Lian tried not to look startled. Were all foreigners this effusive?
“Thank you for your concern, Miss Mason,” Lian said. “My mother is hoping to come back to her typing job soon. And I’d like to do something to help also. As a volunteer, of course. I did learn some first aid, simple wound care, bathing invalids.”
“How I’ve missed your mother,” Miss Mason said. “She’s fast and accurate, and she could decipher the worst handwriting. I’d be happy for her to come back anytime, but only if she feels strong enough.”
“She’ll be on crutches for a long while yet,” Lian said, “but she doesn’t need crutches to type. And I can run her errands around the camp if need be.”
“Perfect, perfect,” the foreign woman said, clasping her hands to her heart. “I can’t ask for more. I think we could use you, Lian. As a letter writer. Many of the refugees are illiterate. They need to get in touch with their families.”
“I can start right now, if you like,” Lian said. “Perhaps just for a few hours?” She wanted to make a good impression on this woman.
At the end of a few hours, Lian returned to the office with a shoebox full of letters she had written. Miss Mason was typing, her fingers pecking determinedly on the keys.

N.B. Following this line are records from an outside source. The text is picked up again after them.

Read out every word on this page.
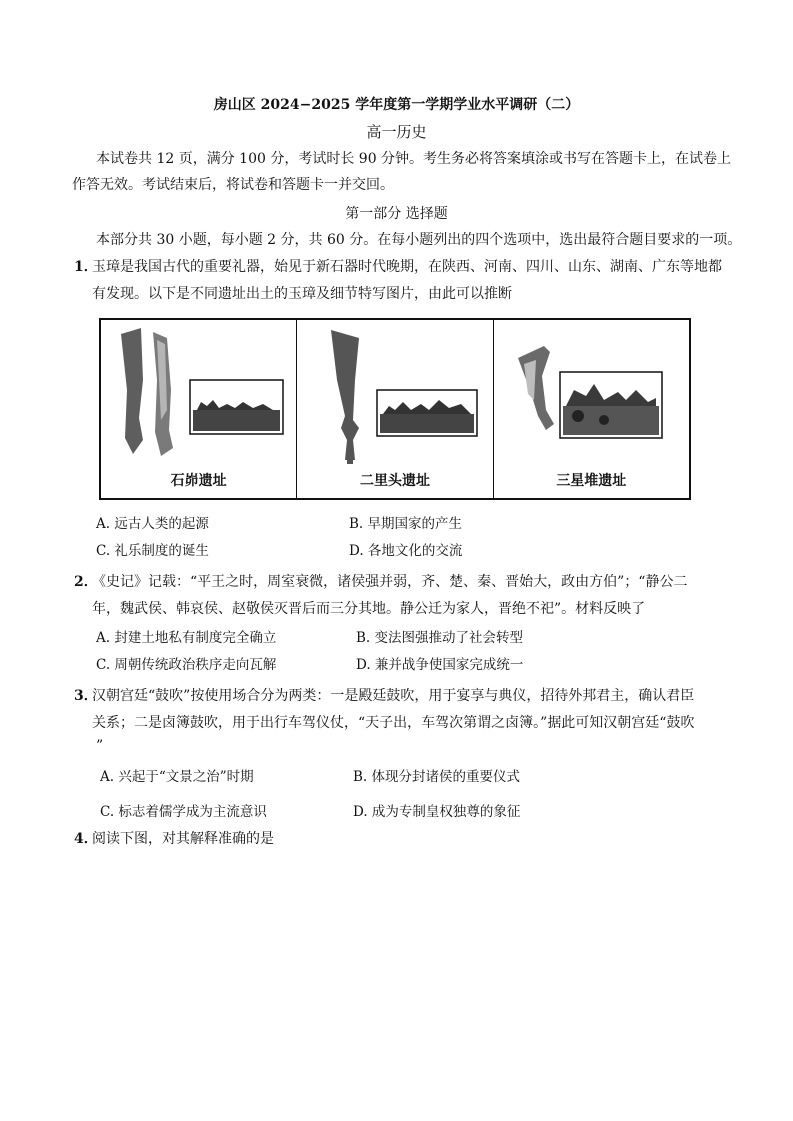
房山区 2024−2025 学年度第一学期学业水平调研（二）
高一历史
本试卷共 12 页，满分 100 分，考试时长 90 分钟。考生务必将答案填涂或书写在答题卡上，在试卷上
作答无效。考试结束后，将试卷和答题卡一并交回。
第一部分 选择题
本部分共 30 小题，每小题 2 分，共 60 分。在每小题列出的四个选项中，选出最符合题目要求的一项。
1．
玉璋是我国古代的重要礼器，始见于新石器时代晚期，在陕西、河南、四川、山东、湖南、广东等地都
有发现。以下是不同遗址出土的玉璋及细节特写图片，由此可以推断
石峁遗址	二里头遗址	三星堆遗址
A. 远古人类的起源	B. 早期国家的产生
C. 礼乐制度的诞生	D. 各地文化的交流
2．
《史记》记载：“平王之时，周室衰微，诸侯强并弱，齐、楚、秦、晋始大，政由方伯”；“静公二
年，魏武侯、韩哀侯、赵敬侯灭晋后而三分其地。静公迁为家人，晋绝不祀”。材料反映了
A. 封建土地私有制度完全确立	B. 变法图强推动了社会转型
C. 周朝传统政治秩序走向瓦解	D. 兼并战争使国家完成统一
3．
汉朝宫廷“鼓吹”按使用场合分为两类：一是殿廷鼓吹，用于宴享与典仪，招待外邦君主，确认君臣
关系；二是卤簿鼓吹，用于出行车驾仪仗，“天子出，车驾次第谓之卤簿。”据此可知汉朝宫廷“鼓吹
”
A. 兴起于“文景之治”时期	B. 体现分封诸侯的重要仪式
C. 标志着儒学成为主流意识	D. 成为专制皇权独尊的象征
4．
阅读下图，对其解释准确的是
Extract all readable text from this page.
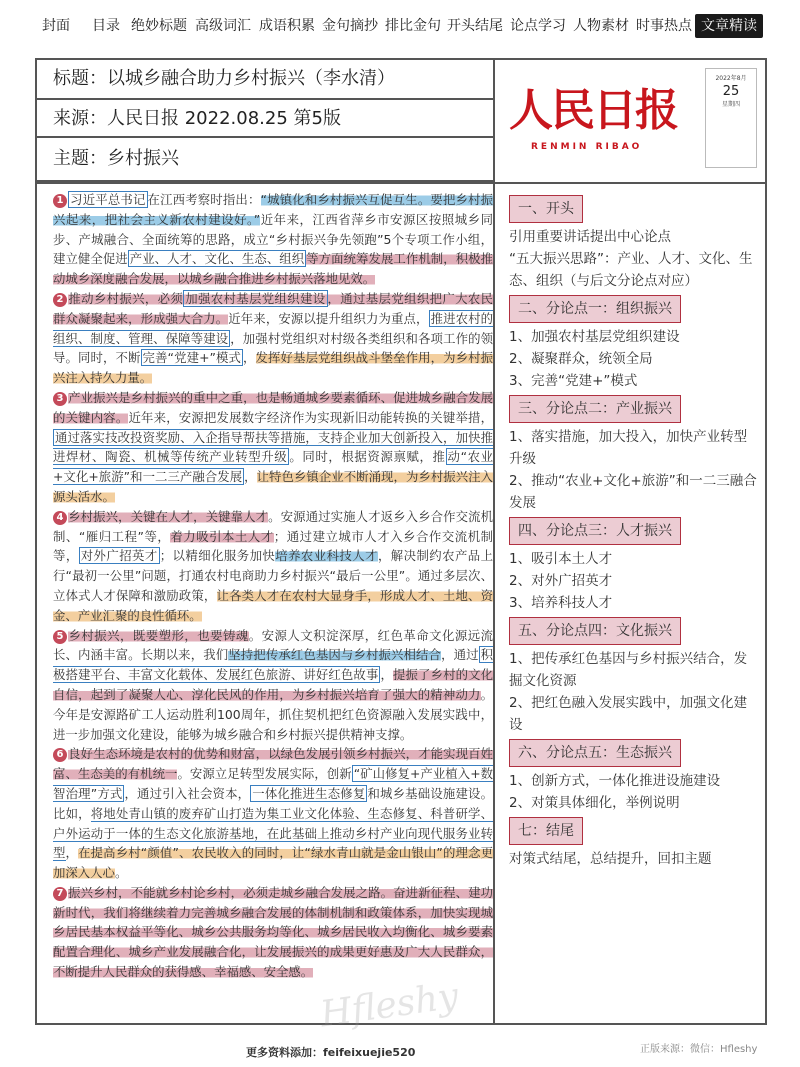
封面 目录 绝妙标题 高级词汇 成语积累 金句摘抄 排比金句 开头结尾 论点学习 人物素材 时事热点 文章精读
标题：以城乡融合助力乡村振兴（李水清）
来源：人民日报 2022.08.25 第5版
主题：乡村振兴
人民日报
RENMIN RIBAO
2022年8月
25
星期四

1 习近平总书记 在江西考察时指出：“城镇化和乡村振兴互促互生。要把乡村振兴起来，把社会主义新农村建设好。”近年来，江西省萍乡市安源区按照城乡同步、产城融合、全面统筹的思路，成立“乡村振兴争先领跑”5个专项工作小组，建立健全促进 产业、人才、文化、生态、组织 等方面统筹发展工作机制，积极推动城乡深度融合发展，以城乡融合推进乡村振兴落地见效。

2 推动乡村振兴，必须 加强农村基层党组织建设 ，通过基层党组织把广大农民群众凝聚起来，形成强大合力。近年来，安源以提升组织力为重点， 推进农村的组织、制度、管理、保障等建设 ，加强村党组织对村级各类组织和各项工作的领导。同时，不断 完善“党建+”模式 ，发挥好基层党组织战斗堡垒作用，为乡村振兴注入持久力量。

3 产业振兴是乡村振兴的重中之重，也是畅通城乡要素循环、促进城乡融合发展的关键内容。近年来，安源把发展数字经济作为实现新旧动能转换的关键举措，通过落实技改投资奖励、入企指导帮扶等措施，支持企业加大创新投入，加快推进焊材、陶瓷、机械等传统产业转型升级 。同时，根据资源禀赋，推 动“农业+文化+旅游”和一二三产融合发展 ，让特色乡镇企业不断涌现，为乡村振兴注入源头活水。

4 乡村振兴，关键在人才，关键靠人才。安源通过实施人才返乡入乡合作交流机制、“雁归工程”等，着力吸引本土人才；通过建立城市人才入乡合作交流机制等， 对外广招英才 ；以精细化服务加快培养农业科技人才，解决制约农产品上行“最初一公里”问题，打通农村电商助力乡村振兴“最后一公里”。通过多层次、立体式人才保障和激励政策，让各类人才在农村大显身手，形成人才、土地、资金、产业汇聚的良性循环。

5 乡村振兴，既要塑形，也要铸魂。安源人文积淀深厚，红色革命文化源远流长、内涵丰富。长期以来，我们坚持把传承红色基因与乡村振兴相结合，通过 积极搭建平台、丰富文化载体、发展红色旅游、讲好红色故事 ，提振了乡村的文化自信，起到了凝聚人心、淳化民风的作用，为乡村振兴培育了强大的精神动力。今年是安源路矿工人运动胜利100周年，抓住契机把红色资源融入发展实践中，进一步加强文化建设，能够为城乡融合和乡村振兴提供精神支撑。

6 良好生态环境是农村的优势和财富，以绿色发展引领乡村振兴，才能实现百姓富、生态美的有机统一。安源立足转型发展实际，创新 “矿山修复+产业植入+数智治理”方式 ，通过引入社会资本， 一体化推进生态修复 和城乡基础设施建设。比如，将地处青山镇的废弃矿山打造为集工业文化体验、生态修复、科普研学、户外运动于一体的生态文化旅游基地，在此基础上推动乡村产业向现代服务业转型，在提高乡村“颜值”、农民收入的同时，让“绿水青山就是金山银山”的理念更加深入人心。

7 振兴乡村，不能就乡村论乡村，必须走城乡融合发展之路。奋进新征程、建功新时代，我们将继续着力完善城乡融合发展的体制机制和政策体系，加快实现城乡居民基本权益平等化、城乡公共服务均等化、城乡居民收入均衡化、城乡要素配置合理化、城乡产业发展融合化，让发展振兴的成果更好惠及广大人民群众，不断提升人民群众的获得感、幸福感、安全感。

一、开头
引用重要讲话提出中心论点
“五大振兴思路”：产业、人才、文化、生态、组织（与后文分论点对应）
二、分论点一：组织振兴
1、加强农村基层党组织建设
2、凝聚群众，统领全局
3、完善“党建+”模式
三、分论点二：产业振兴
1、落实措施，加大投入，加快产业转型升级
2、推动“农业+文化+旅游”和一二三融合发展
四、分论点三：人才振兴
1、吸引本土人才
2、对外广招英才
3、培养科技人才
五、分论点四：文化振兴
1、把传承红色基因与乡村振兴结合，发掘文化资源
2、把红色融入发展实践中，加强文化建设
六、分论点五：生态振兴
1、创新方式，一体化推进设施建设
2、对策具体细化，举例说明
七：结尾
对策式结尾，总结提升，回扣主题
Hfleshy
更多资料添加：feifeixuejie520	正版来源：微信：Hfleshy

She paused to hand Lian a small box of stamps and a tin can for coins. Lian dropped in the coins she had collected. She had written letters only for those who had money for postage. The Mission simply couldn’t afford to give them stamps as well as stationery.
“Although there are emergency situations where we do,” Miss Mason quickly added when explaining.
Lian began pasting stamps on envelopes, conversations with the people who had dictated their letters coming back to her as she handled each one. The young man now responsible for his sister’s children as well as his own. A haggard face, haunted eyes. A baby under one arm, hungry toddlers beating on his back. We are in Shanghai. Tell our parents Second Sister died. The middle-aged woman, her elderly in-laws seated listlessly on the ground behind her. Her husband too injured to move. A pleading letter to siblings. We are in Shanghai. Send money. The young mother with two children, her face impassive, impossible to read. Forbidding Lian to ask. We are in Shanghai. Is it safe to come home?
“Sometimes I feel as though the world is ending,” Lian said. “How much more tragedy can these people survive?”
“It can be overwhelming.” Miss Mason looked up. “No, it is overwhelming, no denying that. Thank goodness we got through the cholera epidemic.”
“Miss Mason,” Lian said, “does anyone outside China know how bad conditions are?”
“Oh yes, yes,” she replied. “All our churches get regular bulletins. Your mother types up those reports.” She studied Lian for a moment. “But what you want to know is whether other nations will help.”
Lian nodded. “Yes. Or are we on our own?”
“I don’t know, my dear,” Miss Mason said. “I don’t know enough about politics. I can’t even say how much my own church is able to help. I only know that with something as big as this war, the best I can do is make a difference for a few people. Or even just one person, Lian. If each of us could make a difference to just one person.”
“You’ve made a difference to my mother,” she said. “Thank you for taking her in. Giving her work.”
Miss Mason made a dismissive noise, inserted another sheet of paper into the typewriter.
“Miss Mason, there’s something I need to tell you,” Lian said. “My mother and I may need to live here soon. We can both sleep in this office as she used to. If it’s all right with you.”
“Oh. Oh dear.” Miss Mason blinked. “I’m so sorry, but those girls on the front porch sleep here now at night. When we heard your mother was living with you, we thought she didn’t need a bed anymore. And there are so many others in need.”